Luckily birthday cake experiments are nothing new around here. DaughterDearest and Boychilde have generally chosen their cake each year – until quite recently. Some cake requests have been trickier than others and the challenge has been to come up with a plausible version of what they selected. We’ve had all sorts, including adventure cakes, ponies, clowns, fish, kites, farmyards, lions, an Inca temple and a giant apple. So a Napoleon Cake doesn’t sound like too much of a challenge. Even so, a trial run is probably a good idea – perhaps even this weekend.
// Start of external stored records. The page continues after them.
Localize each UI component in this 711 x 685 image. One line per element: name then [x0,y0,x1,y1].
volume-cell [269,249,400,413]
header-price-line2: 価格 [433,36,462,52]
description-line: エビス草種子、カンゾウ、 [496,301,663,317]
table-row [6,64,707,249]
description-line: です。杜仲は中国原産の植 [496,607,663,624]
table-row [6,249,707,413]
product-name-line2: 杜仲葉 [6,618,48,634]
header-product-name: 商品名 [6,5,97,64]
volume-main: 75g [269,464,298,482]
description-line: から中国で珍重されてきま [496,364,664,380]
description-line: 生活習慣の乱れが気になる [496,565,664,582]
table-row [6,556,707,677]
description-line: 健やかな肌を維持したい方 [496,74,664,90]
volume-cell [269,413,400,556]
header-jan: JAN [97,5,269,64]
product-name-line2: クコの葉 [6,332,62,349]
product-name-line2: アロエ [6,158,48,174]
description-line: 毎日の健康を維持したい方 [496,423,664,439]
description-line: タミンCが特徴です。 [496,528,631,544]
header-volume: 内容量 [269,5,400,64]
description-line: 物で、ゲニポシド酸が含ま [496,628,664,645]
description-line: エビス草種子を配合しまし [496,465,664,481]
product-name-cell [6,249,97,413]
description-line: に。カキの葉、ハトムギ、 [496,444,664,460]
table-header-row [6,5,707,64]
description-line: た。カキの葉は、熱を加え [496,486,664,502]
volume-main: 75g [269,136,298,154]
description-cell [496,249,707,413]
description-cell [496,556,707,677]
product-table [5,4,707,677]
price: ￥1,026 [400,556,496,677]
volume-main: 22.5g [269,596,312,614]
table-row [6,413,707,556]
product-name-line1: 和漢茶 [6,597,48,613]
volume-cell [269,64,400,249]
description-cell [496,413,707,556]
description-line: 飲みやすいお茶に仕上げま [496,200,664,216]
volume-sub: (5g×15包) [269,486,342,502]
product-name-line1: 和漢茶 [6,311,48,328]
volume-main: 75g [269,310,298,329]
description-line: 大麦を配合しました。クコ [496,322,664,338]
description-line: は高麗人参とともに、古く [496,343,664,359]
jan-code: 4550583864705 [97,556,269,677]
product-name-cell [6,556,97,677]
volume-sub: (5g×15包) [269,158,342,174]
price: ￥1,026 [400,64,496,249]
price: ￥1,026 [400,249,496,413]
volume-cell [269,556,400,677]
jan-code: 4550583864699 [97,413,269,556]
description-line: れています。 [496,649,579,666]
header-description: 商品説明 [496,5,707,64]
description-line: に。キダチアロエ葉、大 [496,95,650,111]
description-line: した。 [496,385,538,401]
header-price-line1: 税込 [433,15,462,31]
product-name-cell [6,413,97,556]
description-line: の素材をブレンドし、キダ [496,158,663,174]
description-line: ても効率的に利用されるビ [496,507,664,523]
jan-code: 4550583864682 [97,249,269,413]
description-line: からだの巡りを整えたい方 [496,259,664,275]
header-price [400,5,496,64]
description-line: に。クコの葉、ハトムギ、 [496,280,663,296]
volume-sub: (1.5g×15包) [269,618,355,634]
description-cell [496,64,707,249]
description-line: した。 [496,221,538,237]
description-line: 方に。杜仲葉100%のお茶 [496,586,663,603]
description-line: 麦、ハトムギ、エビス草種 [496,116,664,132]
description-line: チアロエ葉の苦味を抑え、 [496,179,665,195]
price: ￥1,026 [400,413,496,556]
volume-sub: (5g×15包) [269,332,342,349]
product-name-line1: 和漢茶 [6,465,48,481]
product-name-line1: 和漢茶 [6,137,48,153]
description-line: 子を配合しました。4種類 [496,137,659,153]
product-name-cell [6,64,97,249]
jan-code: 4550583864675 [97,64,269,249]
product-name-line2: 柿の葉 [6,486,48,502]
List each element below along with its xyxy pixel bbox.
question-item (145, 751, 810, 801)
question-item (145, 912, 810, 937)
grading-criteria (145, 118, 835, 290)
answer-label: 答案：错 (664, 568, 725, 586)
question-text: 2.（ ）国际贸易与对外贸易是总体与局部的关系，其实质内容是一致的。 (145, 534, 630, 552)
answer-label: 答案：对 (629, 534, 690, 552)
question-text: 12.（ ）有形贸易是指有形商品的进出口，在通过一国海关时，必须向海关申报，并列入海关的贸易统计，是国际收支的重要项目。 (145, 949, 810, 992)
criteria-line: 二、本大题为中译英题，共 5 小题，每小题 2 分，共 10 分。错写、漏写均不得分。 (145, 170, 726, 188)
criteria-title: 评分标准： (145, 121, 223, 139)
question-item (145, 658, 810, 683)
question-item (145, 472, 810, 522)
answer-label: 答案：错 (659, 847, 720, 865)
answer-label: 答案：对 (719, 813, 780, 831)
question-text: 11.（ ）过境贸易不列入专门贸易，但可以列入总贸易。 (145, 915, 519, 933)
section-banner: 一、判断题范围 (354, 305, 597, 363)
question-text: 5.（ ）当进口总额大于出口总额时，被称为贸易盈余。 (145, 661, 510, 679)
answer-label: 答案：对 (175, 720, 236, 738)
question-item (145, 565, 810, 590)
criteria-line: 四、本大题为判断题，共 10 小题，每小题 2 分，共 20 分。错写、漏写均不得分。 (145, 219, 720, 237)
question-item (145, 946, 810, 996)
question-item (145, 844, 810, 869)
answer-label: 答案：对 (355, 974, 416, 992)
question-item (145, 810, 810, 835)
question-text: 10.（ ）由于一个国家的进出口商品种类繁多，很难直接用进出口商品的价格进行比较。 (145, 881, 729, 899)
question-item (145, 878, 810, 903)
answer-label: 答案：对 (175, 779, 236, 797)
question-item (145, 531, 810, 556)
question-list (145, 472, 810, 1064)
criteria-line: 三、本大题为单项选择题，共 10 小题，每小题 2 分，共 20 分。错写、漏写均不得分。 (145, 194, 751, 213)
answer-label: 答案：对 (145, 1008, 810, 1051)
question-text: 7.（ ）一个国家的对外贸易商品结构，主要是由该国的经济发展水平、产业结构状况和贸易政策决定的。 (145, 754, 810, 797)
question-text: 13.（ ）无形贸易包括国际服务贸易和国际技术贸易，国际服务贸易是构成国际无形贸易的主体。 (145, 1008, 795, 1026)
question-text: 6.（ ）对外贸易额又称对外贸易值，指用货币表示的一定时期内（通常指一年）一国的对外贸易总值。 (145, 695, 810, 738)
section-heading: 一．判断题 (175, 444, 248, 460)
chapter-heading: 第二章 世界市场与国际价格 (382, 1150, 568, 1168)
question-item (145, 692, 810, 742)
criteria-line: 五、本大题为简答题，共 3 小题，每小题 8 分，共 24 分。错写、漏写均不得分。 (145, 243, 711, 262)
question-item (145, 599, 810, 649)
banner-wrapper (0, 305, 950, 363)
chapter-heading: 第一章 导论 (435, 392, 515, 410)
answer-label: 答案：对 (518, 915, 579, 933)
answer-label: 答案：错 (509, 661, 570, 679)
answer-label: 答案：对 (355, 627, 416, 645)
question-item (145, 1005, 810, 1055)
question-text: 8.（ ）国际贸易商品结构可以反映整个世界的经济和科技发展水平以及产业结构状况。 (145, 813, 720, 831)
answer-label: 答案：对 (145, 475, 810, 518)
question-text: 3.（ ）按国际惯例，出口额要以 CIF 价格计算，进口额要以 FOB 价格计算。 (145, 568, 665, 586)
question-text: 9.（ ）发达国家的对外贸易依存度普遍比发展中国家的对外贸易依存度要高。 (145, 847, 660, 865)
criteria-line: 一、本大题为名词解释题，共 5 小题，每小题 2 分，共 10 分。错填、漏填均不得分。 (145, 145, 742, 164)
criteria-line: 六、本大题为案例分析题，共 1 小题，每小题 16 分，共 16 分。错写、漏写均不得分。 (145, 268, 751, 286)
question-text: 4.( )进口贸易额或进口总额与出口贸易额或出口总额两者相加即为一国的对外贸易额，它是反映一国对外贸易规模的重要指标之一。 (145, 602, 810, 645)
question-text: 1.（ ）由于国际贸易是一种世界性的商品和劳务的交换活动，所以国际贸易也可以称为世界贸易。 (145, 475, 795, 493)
Whether or not there’s someone to step up and make the day as sparkly as we’d like, everyone deserves to have a good day. So this is a list of pro-tips I’ve collected from people who, for a variety of reasons, often end up taking their own birthday-planning on board:
– everyone gets older (if they’re lucky!) – so make it work for you
– decide to have fun, whether it’s with others or on your own
– prioritise yourself all day
– take the day off work (!!)
– plan a gift – something you’d really like – and then buy it for yourself
– go to a movie / the beach / have a massage – basically do something you enjoy
– avoid entertaining on the day… unless your guests offer to cater AND to clear up afterwards!
– don’t feel guilty about anything!
Even though my family does make me feel special, this has become my standard birthday to-do list. It’s actually jolly good fun – and, yes, I do all the things!